Council updated on COVID-19 economic recovery and more briefs

CITY HALL – City council received an update on city staff’s plan and progress on economic recovery from the COVID-19 pandemic.

“City staff are working to help keep Ottawa businesses and neighbourhoods vibrant through the fall and winter,” staff released in a statement following today’s (Sept. 9) city council meeting. “To support local economic recovery and accommodate physical distancing, council approved a motion to extend the temporary zoning amendment that relaxes regulations for restaurant and retail patios until the end of December.”

The motion also waives specific fees for right-of-way patios and café seating for the winter patio season.

Council received an update on the city’s efforts to foster economic recovery over the spring and summer. The city created a business support and recovery webpage, encouraged residents to support local businesses and explore rural wards, offered temporary property tax deferrals to qualifying property owners, developed a toolkit for safe business reopening, and reduced fees and accelerated approvals for new patios.
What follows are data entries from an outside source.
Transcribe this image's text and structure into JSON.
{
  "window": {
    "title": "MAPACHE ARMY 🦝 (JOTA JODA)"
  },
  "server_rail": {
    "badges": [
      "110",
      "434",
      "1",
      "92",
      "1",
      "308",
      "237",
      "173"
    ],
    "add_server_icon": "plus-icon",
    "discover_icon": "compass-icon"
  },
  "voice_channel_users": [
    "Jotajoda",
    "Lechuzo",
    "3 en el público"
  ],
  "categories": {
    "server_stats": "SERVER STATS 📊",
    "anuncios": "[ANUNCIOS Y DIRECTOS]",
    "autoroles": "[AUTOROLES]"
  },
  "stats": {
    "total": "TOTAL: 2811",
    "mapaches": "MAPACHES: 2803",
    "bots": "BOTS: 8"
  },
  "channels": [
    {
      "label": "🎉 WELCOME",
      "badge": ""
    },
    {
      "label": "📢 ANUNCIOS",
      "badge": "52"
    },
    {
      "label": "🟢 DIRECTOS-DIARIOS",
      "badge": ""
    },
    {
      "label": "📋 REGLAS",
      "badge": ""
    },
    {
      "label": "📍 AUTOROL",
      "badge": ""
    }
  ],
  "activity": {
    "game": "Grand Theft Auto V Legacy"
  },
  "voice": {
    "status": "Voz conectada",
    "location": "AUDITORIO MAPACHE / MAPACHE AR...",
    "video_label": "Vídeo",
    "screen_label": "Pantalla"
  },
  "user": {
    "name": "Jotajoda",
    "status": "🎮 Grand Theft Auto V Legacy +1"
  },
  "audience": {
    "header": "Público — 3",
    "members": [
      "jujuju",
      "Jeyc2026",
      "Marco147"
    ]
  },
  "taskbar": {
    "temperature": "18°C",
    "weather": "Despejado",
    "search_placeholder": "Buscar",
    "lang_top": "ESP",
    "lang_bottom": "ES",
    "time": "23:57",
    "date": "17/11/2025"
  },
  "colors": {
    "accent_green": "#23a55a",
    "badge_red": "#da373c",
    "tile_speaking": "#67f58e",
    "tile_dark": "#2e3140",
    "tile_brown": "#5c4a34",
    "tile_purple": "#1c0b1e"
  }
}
Council approved a motion to create a temporary working group of city councillors, city officials and the Ottawa Coalition of Business Improvement Areas. The working group will review governance matters related to the relationship between Business Improvement Areas and the city and look for opportunities to enhance the partnership. The recommendations of the working group will be considered by council as part of the upcoming Mid-Term Governance Review.

Council approved a motion denouncing the practice of conversion therapy. The harmful practice promotes myths and stereotypes based on sexuality or gender identity. The motion calls on the federal government to reintroduce and quickly adopt legislation that would make the practice illegal across the country.

Gloucester-Southgate Ward Coun. Diane Deans returned to council following a medical leave of absence for treatment of ovarian cancer. Coun. Deans will resume her roles as chair of the Ottawa Police Services Board and Crime Prevention Ottawa.

The Société de transport de l’Outaouais (STO) is planning to expand its transit system and integrate with Ottawa through an electric tramway, reducing STO bus traffic and improving access to destinations on both sides of the Ottawa River. Council received an update on the proposed expansion, which includes two corridor options: one at grade on Wellington Street and one through a tunnel under Sparks Street. The STO study timeline anticipates council will consider a recommendation from city staff about how to integrate the tramway into Ottawa in November.